I think we have just a couple minutes left for any last minute questions.
- There are a couple of questions there.
I'll go back to one of the earlier questions that I captured.
One of the questions was if you could provide an example of schedule induced aggression for a school aged student, what would that look like for them possibly?
- Okay, well, so it's possible that what we typically view as behavior that's reinforced by getting access to a tangible.
So let's say the teacher says it's time to stop using your computers and then the child breaks the computer or lashes out and hits the teacher.
Currently, our assumption is, "oh, that's been reinforced by getting access "to the computer again." While it might just be that the source of reinforcement was cut off similar to Azrin's studies, where when the reinforcement is cut off the organism then aggresses toward another organism.
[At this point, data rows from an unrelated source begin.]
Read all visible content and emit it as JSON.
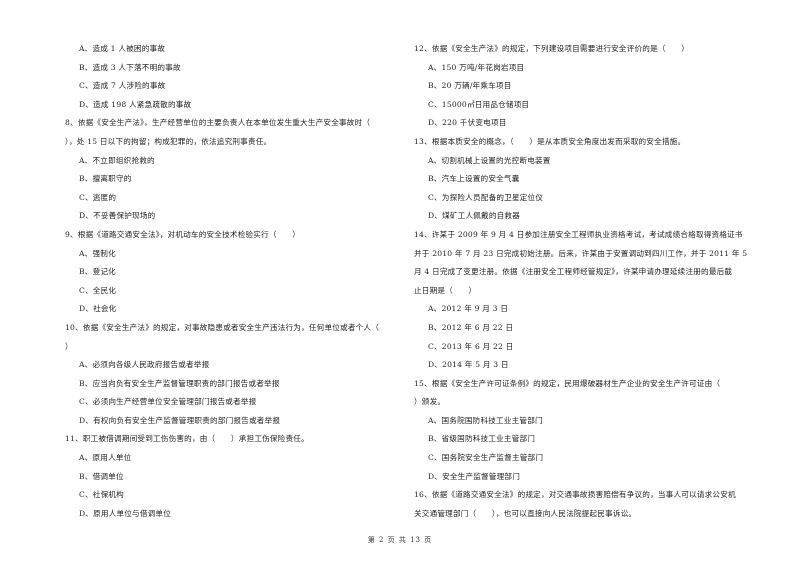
{
  "page": {
    "left_column": [
      {
        "type": "opt",
        "text": "A、造成 1 人被困的事故"
      },
      {
        "type": "opt",
        "text": "B、造成 3 人下落不明的事故"
      },
      {
        "type": "opt",
        "text": "C、造成 7 人涉险的事故"
      },
      {
        "type": "opt",
        "text": "D、造成 198 人紧急疏散的事故"
      },
      {
        "type": "q",
        "text": "8、依据《安全生产法》，生产经营单位的主要负责人在本单位发生重大生产安全事故时（"
      },
      {
        "type": "q",
        "text": "），处 15 日以下的拘留；构成犯罪的，依法追究刑事责任。"
      },
      {
        "type": "opt",
        "text": "A、不立即组织抢救的"
      },
      {
        "type": "opt",
        "text": "B、擅离职守的"
      },
      {
        "type": "opt",
        "text": "C、逃匿的"
      },
      {
        "type": "opt",
        "text": "D、不妥善保护现场的"
      },
      {
        "type": "q",
        "text": "9、根据《道路交通安全法》，对机动车的安全技术检验实行（　　）"
      },
      {
        "type": "opt",
        "text": "A、强制化"
      },
      {
        "type": "opt",
        "text": "B、登记化"
      },
      {
        "type": "opt",
        "text": "C、全民化"
      },
      {
        "type": "opt",
        "text": "D、社会化"
      },
      {
        "type": "q",
        "text": "10、依据《安全生产法》的规定，对事故隐患或者安全生产违法行为，任何单位或者个人（"
      },
      {
        "type": "q",
        "text": "）"
      },
      {
        "type": "opt",
        "text": "A、必须向各级人民政府报告或者举报"
      },
      {
        "type": "opt",
        "text": "B、应当向负有安全生产监督管理职责的部门报告或者举报"
      },
      {
        "type": "opt",
        "text": "C、必须向生产经营单位安全管理部门报告或者举报"
      },
      {
        "type": "opt",
        "text": "D、有权向负有安全生产监督管理职责的部门报告或者举报"
      },
      {
        "type": "q",
        "text": "11、职工被借调期间受到工伤伤害的，由（　　）承担工伤保险责任。"
      },
      {
        "type": "opt",
        "text": "A、原用人单位"
      },
      {
        "type": "opt",
        "text": "B、借调单位"
      },
      {
        "type": "opt",
        "text": "C、社保机构"
      },
      {
        "type": "opt",
        "text": "D、原用人单位与借调单位"
      }
    ],
    "right_column": [
      {
        "type": "q",
        "text": "12、依据《安全生产法》的规定，下列建设项目需要进行安全评价的是（　　）"
      },
      {
        "type": "opt",
        "text": "A、150 万吨/年花岗岩项目"
      },
      {
        "type": "opt",
        "text": "B、20 万辆/年乘车项目"
      },
      {
        "type": "opt",
        "text": "C、15000㎡日用品仓储项目"
      },
      {
        "type": "opt",
        "text": "D、220 千伏变电项目"
      },
      {
        "type": "q",
        "text": "13、根据本质安全的概念，（　　）是从本质安全角度出发而采取的安全措施。"
      },
      {
        "type": "opt",
        "text": "A、切割机械上设置的光控断电装置"
      },
      {
        "type": "opt",
        "text": "B、汽车上设置的安全气囊"
      },
      {
        "type": "opt",
        "text": "C、为探险人员配备的卫星定位仪"
      },
      {
        "type": "opt",
        "text": "D、煤矿工人佩戴的自救器"
      },
      {
        "type": "q",
        "text": "14、许某于 2009 年 9 月 4 日参加注册安全工程师执业资格考试，考试成绩合格取得资格证书"
      },
      {
        "type": "q",
        "text": "并于 2010 年 7 月 23 日完成初始注册。后来，许某由于安置调动到四川工作，并于 2011 年 5"
      },
      {
        "type": "q",
        "text": "月 4 日完成了变更注册。依据《注册安全工程师经管规定》，许某申请办理延续注册的最后截"
      },
      {
        "type": "q",
        "text": "止日期是（　　）"
      },
      {
        "type": "opt",
        "text": "A、2012 年 9 月 3 日"
      },
      {
        "type": "opt",
        "text": "B、2012 年 6 月 22 日"
      },
      {
        "type": "opt",
        "text": "C、2013 年 6 月 22 日"
      },
      {
        "type": "opt",
        "text": "D、2014 年 5 月 3 日"
      },
      {
        "type": "q",
        "text": "15、根据《安全生产许可证条例》的规定，民用爆破器材生产企业的安全生产许可证由（"
      },
      {
        "type": "q",
        "text": "）颁发。"
      },
      {
        "type": "opt",
        "text": "A、国务院国防科技工业主管部门"
      },
      {
        "type": "opt",
        "text": "B、省级国防科技工业主管部门"
      },
      {
        "type": "opt",
        "text": "C、国务院安全生产监督主管部门"
      },
      {
        "type": "opt",
        "text": "D、安全生产监督管理部门"
      },
      {
        "type": "q",
        "text": "16、依据《道路交通安全法》的规定，对交通事故损害赔偿有争议的，当事人可以请求公安机"
      },
      {
        "type": "q",
        "text": "关交通管理部门（　　），也可以直接向人民法院提起民事诉讼。"
      }
    ],
    "footer": "第 2 页 共 13 页"
  }
}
So in that case, what I was suggesting is we don't know enough yet to rule out the possibility that that's not just some kind of elicited response where those of us who are typically developing that gets shaped out of our repertoire because it's socially inappropriate, but individuals with intellectual disabilities or autism spectrum disorders may not be sensitive to the same types of social contingencies and that sort of elicited aggression might occur.
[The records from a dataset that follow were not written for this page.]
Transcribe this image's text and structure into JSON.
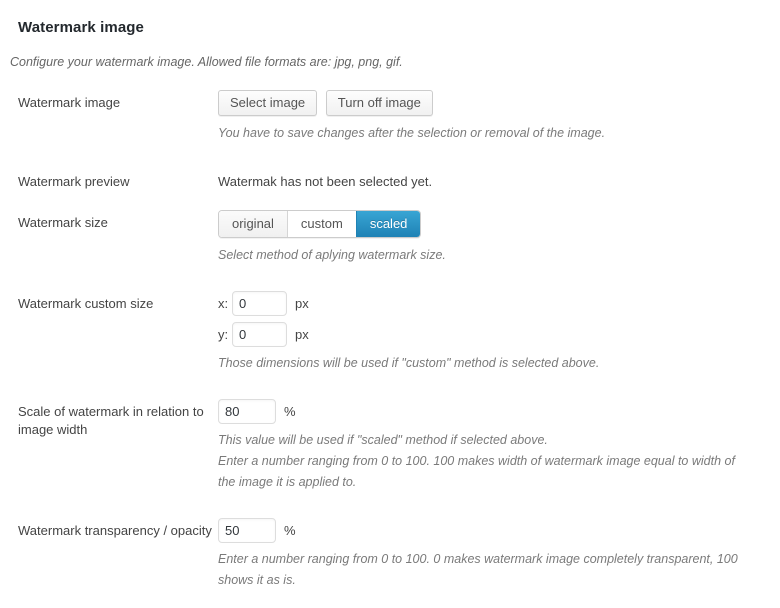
{
  "section": {
    "title": "Watermark image",
    "description": "Configure your watermark image. Allowed file formats are: jpg, png, gif."
  },
  "rows": {
    "watermark_image": {
      "label": "Watermark image",
      "select_button": "Select image",
      "turnoff_button": "Turn off image",
      "description": "You have to save changes after the selection or removal of the image."
    },
    "watermark_preview": {
      "label": "Watermark preview",
      "value": "Watermak has not been selected yet."
    },
    "watermark_size": {
      "label": "Watermark size",
      "options": [
        "original",
        "custom",
        "scaled"
      ],
      "selected": "scaled",
      "description": "Select method of aplying watermark size."
    },
    "custom_size": {
      "label": "Watermark custom size",
      "x_key": "x:",
      "x_value": "0",
      "x_unit": "px",
      "y_key": "y:",
      "y_value": "0",
      "y_unit": "px",
      "description": "Those dimensions will be used if \"custom\" method is selected above."
    },
    "scale": {
      "label": "Scale of watermark in relation to image width",
      "value": "80",
      "unit": "%",
      "description_1": "This value will be used if \"scaled\" method if selected above.",
      "description_2": "Enter a number ranging from 0 to 100. 100 makes width of watermark image equal to width of the image it is applied to."
    },
    "transparency": {
      "label": "Watermark transparency / opacity",
      "value": "50",
      "unit": "%",
      "description": "Enter a number ranging from 0 to 100. 0 makes watermark image completely transparent, 100 shows it as is."
    }
  },
  "colors": {
    "accent": "#1f82b5",
    "accent_light": "#39a5d4",
    "title": "#23282d",
    "text": "#444444",
    "muted": "#7a7a7a",
    "border": "#cccccc"
  }
}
And I caution that that's speculative, but I wanted to throw it in there to say we have not necessarily ruled that out and there is some animal research to support it.
So I think we need to do more research on that for now.
- Thanks so much we really appreciate your time this afternoon, and maybe we'll have an opportunity to follow up with you again in our next webinar series.
- That would be great.
- All right, thanks Dr. Vollmer, take care.